In honor of In honor of National Cyber Security Awareness
Month, MediSYS has put together ten simple tips that your practice can do to help improve cybersecurity. Businesses in the healthcare industry are hacker’s top target due to the value and sensitivity of the data that is used day-today. Due to HIPAA breach penalties and laws, hackers are able to hold massive amounts of sensitive data at a ransom that the practice will have to pay to ge their data back, if they cannot figure out a way to remove the ransomware. This has been very lucrative for hackers, it is estimated that Ransomeware attacks cost businesses, in total, $8 billion in 2018. Don’t be a victim, fight back against these hackers by preparing and taking every measure nesesary to prevent a hack!

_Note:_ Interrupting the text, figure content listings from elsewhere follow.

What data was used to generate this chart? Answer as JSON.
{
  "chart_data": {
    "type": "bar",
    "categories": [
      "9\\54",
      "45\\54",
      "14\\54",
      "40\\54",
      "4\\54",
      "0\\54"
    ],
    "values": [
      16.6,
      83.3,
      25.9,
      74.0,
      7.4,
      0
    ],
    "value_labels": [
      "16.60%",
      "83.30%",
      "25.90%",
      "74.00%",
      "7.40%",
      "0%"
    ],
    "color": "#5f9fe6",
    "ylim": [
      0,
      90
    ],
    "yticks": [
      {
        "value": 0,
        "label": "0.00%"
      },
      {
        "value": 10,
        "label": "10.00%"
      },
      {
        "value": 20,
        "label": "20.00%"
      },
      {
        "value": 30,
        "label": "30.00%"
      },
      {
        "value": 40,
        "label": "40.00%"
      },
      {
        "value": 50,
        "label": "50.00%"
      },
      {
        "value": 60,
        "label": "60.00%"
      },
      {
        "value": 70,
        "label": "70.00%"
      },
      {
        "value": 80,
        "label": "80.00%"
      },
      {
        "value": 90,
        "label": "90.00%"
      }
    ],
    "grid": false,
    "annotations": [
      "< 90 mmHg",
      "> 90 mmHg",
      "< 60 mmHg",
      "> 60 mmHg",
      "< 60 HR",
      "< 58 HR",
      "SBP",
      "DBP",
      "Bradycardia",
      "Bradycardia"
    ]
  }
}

1. Make sure operating systems and programs are up to date. See our article: Is Windows 7 HIPAA Compliant?
2. Keep a log of what computers and users have access to and keep it up-to-date by deactivating users when access is no longer needed or authorized.

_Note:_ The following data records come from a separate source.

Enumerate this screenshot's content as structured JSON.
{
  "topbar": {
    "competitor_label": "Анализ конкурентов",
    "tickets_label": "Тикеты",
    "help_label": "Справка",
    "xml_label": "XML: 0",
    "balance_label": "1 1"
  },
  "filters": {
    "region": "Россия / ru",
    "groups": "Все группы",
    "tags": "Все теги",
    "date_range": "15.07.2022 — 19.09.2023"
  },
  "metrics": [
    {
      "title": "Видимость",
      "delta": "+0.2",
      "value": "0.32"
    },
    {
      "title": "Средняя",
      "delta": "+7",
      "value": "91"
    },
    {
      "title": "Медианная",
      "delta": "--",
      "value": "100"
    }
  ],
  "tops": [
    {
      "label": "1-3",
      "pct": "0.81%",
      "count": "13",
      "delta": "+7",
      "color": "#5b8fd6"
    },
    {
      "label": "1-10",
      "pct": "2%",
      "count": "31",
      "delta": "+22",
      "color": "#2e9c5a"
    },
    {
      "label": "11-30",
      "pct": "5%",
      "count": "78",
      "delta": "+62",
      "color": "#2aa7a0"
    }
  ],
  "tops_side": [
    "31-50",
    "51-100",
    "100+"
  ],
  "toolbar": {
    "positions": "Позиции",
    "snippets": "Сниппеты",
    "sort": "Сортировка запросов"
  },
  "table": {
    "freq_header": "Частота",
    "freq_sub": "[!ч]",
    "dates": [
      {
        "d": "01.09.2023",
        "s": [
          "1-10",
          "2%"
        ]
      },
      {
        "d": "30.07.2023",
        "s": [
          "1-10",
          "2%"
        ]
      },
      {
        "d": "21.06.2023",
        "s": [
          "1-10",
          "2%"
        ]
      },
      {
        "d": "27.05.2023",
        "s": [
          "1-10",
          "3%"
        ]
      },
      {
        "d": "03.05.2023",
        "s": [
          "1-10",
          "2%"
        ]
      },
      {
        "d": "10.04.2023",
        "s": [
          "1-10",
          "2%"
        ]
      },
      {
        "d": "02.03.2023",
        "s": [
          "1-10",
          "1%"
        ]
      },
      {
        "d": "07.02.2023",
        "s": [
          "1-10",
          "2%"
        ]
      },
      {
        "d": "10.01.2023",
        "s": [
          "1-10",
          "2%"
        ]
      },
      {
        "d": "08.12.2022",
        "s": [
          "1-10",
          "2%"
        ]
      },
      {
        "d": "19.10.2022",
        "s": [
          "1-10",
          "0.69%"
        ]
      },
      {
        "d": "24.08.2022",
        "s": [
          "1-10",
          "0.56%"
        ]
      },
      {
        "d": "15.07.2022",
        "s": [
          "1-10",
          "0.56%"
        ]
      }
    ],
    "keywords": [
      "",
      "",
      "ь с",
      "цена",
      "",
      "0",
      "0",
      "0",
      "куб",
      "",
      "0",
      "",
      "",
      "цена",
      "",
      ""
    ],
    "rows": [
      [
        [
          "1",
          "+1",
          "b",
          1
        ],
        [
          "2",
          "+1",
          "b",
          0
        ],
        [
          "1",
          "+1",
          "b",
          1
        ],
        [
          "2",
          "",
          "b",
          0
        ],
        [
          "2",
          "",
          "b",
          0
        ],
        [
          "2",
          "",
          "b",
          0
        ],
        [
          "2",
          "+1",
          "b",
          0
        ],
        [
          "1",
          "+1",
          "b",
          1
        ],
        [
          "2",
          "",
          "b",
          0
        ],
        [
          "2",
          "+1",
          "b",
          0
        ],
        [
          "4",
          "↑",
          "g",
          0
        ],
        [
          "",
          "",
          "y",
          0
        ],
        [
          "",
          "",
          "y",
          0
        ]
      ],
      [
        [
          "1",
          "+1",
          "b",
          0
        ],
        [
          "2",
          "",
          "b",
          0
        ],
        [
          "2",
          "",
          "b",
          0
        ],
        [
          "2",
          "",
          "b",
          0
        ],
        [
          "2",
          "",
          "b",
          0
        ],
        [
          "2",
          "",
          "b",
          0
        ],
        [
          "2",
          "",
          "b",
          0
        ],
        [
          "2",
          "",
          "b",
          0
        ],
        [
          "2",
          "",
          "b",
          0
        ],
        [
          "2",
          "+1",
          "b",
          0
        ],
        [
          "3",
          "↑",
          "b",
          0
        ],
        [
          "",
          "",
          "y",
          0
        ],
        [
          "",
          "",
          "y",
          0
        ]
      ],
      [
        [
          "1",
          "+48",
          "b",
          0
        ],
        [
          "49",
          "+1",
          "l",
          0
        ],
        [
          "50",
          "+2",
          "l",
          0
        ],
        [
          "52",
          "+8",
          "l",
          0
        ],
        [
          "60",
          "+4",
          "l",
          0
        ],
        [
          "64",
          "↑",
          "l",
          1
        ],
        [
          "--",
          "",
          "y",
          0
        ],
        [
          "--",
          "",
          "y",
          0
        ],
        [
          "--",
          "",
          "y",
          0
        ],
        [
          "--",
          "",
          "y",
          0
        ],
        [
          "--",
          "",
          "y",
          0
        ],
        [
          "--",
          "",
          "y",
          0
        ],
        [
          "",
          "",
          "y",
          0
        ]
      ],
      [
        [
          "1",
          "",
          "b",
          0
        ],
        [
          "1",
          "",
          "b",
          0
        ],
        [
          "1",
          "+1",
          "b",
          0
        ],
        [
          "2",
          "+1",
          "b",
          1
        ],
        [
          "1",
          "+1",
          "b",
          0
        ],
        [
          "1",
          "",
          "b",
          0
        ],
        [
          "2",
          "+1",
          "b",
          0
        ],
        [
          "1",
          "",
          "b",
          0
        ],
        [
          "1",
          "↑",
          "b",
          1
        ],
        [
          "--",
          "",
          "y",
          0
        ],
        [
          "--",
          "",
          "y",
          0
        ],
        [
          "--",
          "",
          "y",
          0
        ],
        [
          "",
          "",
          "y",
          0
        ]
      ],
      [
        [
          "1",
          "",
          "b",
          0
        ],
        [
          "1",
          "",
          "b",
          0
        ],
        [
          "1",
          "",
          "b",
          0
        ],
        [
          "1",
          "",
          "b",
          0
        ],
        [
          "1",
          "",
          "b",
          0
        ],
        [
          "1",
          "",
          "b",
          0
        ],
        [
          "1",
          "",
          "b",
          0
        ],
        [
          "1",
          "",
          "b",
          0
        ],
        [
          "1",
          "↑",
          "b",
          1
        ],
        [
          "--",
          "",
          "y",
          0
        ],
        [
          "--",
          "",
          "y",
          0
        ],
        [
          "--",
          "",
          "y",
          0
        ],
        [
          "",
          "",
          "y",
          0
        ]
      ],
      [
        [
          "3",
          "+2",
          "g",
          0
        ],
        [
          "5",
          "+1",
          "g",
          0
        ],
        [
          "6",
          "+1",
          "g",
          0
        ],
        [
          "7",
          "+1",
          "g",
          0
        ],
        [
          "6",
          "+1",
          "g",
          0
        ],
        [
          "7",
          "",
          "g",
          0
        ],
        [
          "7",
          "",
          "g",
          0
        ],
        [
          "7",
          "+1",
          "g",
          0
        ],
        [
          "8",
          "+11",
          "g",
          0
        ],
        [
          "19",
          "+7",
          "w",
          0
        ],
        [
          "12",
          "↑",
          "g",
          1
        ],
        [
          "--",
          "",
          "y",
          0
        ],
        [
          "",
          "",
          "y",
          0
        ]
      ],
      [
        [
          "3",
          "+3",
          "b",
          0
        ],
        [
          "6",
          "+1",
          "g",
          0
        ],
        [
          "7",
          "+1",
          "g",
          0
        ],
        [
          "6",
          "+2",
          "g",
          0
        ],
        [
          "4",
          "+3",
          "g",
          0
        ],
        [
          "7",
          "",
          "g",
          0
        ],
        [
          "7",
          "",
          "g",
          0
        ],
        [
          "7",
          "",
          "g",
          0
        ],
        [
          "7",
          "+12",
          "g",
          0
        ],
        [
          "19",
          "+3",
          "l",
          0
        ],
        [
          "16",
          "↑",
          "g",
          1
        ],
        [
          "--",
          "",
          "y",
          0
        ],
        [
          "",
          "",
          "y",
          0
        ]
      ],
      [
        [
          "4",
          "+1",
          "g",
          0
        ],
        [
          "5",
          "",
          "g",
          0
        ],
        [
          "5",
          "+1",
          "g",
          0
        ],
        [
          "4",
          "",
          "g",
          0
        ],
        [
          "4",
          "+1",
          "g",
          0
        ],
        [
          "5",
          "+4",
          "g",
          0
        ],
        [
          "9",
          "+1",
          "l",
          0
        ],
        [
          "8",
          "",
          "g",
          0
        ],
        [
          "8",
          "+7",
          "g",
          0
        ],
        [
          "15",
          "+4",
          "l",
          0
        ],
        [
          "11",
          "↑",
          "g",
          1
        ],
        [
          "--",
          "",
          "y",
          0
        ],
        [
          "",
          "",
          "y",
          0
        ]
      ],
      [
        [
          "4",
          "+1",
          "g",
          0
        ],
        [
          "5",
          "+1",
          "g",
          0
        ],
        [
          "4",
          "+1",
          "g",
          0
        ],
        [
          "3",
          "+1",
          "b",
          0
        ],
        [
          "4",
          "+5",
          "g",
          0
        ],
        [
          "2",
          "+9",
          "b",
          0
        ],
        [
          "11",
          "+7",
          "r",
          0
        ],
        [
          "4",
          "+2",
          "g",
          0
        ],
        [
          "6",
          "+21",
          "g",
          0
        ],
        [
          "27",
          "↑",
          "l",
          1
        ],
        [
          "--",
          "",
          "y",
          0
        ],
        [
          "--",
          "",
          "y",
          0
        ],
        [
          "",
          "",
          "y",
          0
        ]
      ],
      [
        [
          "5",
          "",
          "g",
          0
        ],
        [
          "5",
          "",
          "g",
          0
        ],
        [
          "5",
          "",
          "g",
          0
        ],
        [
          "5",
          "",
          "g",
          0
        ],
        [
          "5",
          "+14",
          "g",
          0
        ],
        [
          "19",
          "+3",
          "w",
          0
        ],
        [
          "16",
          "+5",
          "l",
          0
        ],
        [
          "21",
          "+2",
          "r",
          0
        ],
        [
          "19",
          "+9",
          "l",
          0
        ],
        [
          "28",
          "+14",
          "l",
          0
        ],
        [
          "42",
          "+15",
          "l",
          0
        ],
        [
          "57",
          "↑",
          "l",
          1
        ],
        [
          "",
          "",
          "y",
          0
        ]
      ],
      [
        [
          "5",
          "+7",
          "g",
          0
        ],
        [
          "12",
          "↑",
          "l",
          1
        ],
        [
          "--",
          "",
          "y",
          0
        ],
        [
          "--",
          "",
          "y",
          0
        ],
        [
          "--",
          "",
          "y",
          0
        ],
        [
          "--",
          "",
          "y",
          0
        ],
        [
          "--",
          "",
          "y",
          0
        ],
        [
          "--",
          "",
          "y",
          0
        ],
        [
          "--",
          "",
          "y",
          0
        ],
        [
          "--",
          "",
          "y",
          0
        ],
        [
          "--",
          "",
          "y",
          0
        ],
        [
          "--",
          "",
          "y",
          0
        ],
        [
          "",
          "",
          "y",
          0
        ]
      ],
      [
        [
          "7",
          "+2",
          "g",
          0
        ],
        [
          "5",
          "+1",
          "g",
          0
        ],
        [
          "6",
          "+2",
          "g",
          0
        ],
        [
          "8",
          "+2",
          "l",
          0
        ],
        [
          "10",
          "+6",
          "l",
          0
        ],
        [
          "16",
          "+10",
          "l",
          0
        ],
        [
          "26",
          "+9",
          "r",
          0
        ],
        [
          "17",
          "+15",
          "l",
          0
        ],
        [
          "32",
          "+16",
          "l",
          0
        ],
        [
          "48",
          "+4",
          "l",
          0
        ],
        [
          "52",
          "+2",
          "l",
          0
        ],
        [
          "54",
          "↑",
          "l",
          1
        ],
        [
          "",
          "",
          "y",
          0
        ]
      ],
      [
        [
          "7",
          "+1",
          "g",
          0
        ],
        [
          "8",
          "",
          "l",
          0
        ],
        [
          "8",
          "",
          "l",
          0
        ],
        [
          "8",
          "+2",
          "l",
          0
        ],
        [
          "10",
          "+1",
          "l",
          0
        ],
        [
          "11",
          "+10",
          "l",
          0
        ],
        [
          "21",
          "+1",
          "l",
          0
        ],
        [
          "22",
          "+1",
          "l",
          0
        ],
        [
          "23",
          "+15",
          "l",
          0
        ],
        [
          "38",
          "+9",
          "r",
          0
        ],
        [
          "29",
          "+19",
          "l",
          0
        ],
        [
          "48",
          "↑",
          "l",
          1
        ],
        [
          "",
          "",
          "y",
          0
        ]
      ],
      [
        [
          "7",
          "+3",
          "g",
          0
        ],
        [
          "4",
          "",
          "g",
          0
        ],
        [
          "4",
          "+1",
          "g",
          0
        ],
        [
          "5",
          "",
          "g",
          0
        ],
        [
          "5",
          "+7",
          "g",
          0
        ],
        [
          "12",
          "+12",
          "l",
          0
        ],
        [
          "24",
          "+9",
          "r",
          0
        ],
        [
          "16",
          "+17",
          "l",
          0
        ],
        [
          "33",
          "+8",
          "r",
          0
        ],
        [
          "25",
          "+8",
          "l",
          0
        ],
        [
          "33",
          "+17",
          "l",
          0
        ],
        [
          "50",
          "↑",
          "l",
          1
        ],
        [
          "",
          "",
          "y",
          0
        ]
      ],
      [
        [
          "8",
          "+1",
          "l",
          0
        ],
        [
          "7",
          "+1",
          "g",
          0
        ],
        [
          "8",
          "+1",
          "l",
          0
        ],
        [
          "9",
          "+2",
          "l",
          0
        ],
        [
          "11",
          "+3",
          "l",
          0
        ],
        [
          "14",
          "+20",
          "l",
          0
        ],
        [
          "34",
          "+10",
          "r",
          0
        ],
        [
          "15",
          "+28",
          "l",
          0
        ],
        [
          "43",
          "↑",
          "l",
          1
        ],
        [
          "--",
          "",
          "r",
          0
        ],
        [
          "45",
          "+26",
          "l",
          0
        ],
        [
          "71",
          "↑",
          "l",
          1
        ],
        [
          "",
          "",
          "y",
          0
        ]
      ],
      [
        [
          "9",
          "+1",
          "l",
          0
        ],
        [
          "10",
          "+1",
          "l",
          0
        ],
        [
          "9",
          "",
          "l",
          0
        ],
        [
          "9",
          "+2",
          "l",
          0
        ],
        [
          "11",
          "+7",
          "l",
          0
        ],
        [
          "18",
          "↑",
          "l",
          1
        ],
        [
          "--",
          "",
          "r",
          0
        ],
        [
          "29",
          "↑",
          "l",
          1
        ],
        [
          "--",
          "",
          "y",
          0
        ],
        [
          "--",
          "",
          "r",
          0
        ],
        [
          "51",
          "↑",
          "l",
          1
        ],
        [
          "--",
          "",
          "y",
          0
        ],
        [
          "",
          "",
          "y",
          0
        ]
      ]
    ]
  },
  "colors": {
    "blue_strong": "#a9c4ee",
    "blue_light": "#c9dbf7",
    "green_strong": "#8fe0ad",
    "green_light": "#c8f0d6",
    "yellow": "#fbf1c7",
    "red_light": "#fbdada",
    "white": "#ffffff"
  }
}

3. Limit user permissions to the minimum necessary. Periodic reviews of user permissions to make sure they are not excessive, is a good practice.

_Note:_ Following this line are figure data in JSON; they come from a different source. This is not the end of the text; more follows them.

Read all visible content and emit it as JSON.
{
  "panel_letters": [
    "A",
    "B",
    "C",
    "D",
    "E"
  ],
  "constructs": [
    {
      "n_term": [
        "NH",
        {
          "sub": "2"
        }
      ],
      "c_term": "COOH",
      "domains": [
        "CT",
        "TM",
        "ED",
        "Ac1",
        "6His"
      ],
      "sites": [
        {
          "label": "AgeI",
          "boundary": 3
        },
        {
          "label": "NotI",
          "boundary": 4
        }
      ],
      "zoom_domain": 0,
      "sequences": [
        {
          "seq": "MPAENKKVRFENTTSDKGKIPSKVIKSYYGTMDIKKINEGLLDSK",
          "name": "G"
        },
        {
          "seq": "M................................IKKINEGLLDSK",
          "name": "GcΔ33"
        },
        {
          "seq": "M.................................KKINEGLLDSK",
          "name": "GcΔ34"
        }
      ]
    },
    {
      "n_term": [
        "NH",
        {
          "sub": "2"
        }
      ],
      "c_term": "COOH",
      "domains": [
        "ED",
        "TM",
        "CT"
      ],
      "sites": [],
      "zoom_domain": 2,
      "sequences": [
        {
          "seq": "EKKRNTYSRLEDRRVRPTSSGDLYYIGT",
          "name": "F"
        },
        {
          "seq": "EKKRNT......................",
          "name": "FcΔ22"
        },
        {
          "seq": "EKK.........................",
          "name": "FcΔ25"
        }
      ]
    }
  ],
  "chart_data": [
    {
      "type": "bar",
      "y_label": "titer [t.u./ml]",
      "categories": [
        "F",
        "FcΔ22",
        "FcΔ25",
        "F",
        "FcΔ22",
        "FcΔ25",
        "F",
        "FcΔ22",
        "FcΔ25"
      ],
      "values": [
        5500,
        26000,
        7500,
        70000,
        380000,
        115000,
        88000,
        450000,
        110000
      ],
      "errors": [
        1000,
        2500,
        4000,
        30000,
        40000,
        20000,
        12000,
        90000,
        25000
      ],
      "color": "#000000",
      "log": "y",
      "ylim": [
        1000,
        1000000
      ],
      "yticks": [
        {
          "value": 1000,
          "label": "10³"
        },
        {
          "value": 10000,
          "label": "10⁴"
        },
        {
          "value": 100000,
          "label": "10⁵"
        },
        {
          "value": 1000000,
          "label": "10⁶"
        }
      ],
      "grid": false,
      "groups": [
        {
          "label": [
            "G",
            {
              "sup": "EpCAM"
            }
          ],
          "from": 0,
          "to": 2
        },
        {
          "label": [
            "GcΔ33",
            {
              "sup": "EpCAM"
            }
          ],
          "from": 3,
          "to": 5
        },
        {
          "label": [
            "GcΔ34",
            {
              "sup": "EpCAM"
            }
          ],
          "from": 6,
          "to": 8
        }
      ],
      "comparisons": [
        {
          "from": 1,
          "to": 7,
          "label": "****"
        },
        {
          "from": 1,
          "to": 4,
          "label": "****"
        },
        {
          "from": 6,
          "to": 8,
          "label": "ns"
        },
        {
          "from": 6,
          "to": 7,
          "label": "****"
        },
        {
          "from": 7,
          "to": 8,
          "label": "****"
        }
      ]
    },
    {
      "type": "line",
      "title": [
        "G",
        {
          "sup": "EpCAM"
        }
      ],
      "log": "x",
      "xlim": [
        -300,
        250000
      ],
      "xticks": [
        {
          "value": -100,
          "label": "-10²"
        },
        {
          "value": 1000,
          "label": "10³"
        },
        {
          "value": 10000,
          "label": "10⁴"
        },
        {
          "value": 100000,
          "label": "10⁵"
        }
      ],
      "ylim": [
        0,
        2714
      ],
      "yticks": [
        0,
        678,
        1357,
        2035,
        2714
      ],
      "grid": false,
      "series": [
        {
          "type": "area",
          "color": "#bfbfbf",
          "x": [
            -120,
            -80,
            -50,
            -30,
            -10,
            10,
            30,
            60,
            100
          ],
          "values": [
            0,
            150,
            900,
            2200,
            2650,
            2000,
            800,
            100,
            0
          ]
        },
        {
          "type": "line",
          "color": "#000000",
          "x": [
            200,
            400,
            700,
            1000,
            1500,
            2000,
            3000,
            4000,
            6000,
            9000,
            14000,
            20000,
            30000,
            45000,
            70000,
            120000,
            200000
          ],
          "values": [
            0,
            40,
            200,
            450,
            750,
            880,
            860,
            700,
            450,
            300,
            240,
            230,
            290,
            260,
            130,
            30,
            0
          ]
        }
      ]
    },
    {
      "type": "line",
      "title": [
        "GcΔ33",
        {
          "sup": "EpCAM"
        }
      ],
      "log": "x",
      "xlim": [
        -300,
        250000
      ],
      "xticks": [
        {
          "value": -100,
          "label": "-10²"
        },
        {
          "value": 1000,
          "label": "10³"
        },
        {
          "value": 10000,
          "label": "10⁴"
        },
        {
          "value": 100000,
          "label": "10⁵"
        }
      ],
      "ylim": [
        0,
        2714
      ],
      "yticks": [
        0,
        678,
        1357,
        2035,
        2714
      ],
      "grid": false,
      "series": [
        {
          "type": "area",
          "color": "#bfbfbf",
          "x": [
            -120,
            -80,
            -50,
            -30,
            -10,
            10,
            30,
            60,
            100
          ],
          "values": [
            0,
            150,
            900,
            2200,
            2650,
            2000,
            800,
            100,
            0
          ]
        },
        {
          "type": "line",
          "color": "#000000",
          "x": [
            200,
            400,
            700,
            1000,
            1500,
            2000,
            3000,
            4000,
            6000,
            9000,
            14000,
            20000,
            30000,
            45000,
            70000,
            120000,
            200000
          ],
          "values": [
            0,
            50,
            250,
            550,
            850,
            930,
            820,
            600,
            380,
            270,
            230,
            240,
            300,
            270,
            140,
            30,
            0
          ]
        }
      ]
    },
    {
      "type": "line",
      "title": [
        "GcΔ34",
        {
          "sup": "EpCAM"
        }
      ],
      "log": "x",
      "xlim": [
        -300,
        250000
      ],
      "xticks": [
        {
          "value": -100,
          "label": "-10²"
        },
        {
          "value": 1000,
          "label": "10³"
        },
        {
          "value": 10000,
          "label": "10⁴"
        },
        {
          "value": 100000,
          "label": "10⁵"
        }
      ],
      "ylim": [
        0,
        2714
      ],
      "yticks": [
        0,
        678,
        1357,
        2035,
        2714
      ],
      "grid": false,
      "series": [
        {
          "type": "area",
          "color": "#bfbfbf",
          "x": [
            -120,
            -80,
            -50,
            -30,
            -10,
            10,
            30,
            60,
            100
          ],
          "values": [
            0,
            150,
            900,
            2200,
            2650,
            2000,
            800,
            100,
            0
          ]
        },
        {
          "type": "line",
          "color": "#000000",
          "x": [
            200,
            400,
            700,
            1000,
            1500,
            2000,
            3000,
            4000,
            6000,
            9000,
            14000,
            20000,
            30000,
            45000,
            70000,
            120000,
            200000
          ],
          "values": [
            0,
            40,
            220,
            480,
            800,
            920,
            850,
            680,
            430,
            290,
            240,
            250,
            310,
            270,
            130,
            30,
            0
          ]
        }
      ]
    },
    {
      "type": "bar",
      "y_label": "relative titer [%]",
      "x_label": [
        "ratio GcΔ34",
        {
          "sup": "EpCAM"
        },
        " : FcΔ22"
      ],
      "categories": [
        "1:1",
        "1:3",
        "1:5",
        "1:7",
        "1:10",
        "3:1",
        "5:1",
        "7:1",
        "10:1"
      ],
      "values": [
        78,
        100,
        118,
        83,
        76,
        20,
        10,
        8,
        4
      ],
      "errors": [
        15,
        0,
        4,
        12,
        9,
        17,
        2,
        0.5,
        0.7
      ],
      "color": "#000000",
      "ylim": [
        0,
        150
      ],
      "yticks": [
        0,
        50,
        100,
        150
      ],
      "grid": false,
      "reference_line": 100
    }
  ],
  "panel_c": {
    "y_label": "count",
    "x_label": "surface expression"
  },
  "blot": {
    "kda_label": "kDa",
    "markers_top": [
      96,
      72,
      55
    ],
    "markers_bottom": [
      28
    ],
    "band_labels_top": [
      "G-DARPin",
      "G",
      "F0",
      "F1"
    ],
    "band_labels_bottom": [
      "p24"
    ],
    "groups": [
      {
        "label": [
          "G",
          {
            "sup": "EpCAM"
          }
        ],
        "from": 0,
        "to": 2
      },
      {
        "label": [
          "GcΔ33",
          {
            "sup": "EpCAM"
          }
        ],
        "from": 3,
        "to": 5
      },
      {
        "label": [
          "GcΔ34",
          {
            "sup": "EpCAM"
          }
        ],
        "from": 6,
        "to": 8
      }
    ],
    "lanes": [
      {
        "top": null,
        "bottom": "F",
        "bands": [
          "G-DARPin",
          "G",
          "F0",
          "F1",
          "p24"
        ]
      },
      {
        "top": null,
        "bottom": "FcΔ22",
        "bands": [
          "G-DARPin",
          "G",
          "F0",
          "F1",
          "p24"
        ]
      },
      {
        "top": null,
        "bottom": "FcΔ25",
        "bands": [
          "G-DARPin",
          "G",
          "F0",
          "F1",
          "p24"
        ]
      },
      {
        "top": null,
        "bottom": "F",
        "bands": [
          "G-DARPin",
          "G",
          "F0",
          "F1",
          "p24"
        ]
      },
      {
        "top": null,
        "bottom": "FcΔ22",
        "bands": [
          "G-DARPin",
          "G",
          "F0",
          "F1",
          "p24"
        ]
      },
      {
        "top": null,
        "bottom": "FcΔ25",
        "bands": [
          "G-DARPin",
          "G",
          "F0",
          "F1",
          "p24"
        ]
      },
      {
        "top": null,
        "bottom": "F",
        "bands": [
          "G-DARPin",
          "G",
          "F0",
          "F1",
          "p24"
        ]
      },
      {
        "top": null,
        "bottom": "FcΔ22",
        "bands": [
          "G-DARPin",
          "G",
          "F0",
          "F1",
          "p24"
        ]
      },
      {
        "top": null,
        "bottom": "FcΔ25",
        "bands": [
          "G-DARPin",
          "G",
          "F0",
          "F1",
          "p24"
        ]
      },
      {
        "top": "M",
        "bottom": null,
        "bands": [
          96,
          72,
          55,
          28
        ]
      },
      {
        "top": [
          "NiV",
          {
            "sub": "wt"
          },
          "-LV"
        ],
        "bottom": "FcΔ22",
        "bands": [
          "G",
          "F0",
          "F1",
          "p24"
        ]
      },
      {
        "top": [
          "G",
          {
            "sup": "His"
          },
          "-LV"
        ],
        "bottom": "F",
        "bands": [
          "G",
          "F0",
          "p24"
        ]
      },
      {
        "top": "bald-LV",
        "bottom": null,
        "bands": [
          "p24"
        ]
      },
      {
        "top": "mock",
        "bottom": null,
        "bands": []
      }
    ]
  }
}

4. Protect your practice’s network with a firewall or a managed internet circuit.
5. Train your employee’s continuously on cybersecurity best practices. Phishing simulations, informative videos, and classes should be done at least once per year.
6. Use Anti-Virus software and internet website filtering. Anti-Virus software is a given but internet filtering helps to prevent employees or patients from going to, or being redirected to, a malicious site, compromising your network.
7. Use a separate network for guest Wi-Fi and practice internet. Separating these 2 puts a layer of protections between a patient or a hacker using the public Wi-Fi to access protected information or load malware onto the network.
8. Use Encryption. Most computers have a built-in encryption tool, Bit locker for Windows 10 PCs. WinZip is an easy way to encrypt email attachments. Never send PHI or other sensitive documents in an email or over the internet unless they are encrypted.
9. Lock down your accounts with Passphrases or other long passwords and change them regularly and use 2-Factor Authentication when available.. Passphrases are just combinations of easy to remember words, creating a long hard to guess password. For Example: Rabbit-Plato-300
10. Make sure that you have an up-to-date Security Risk Analysis and review HIPAA Policies at least once per year.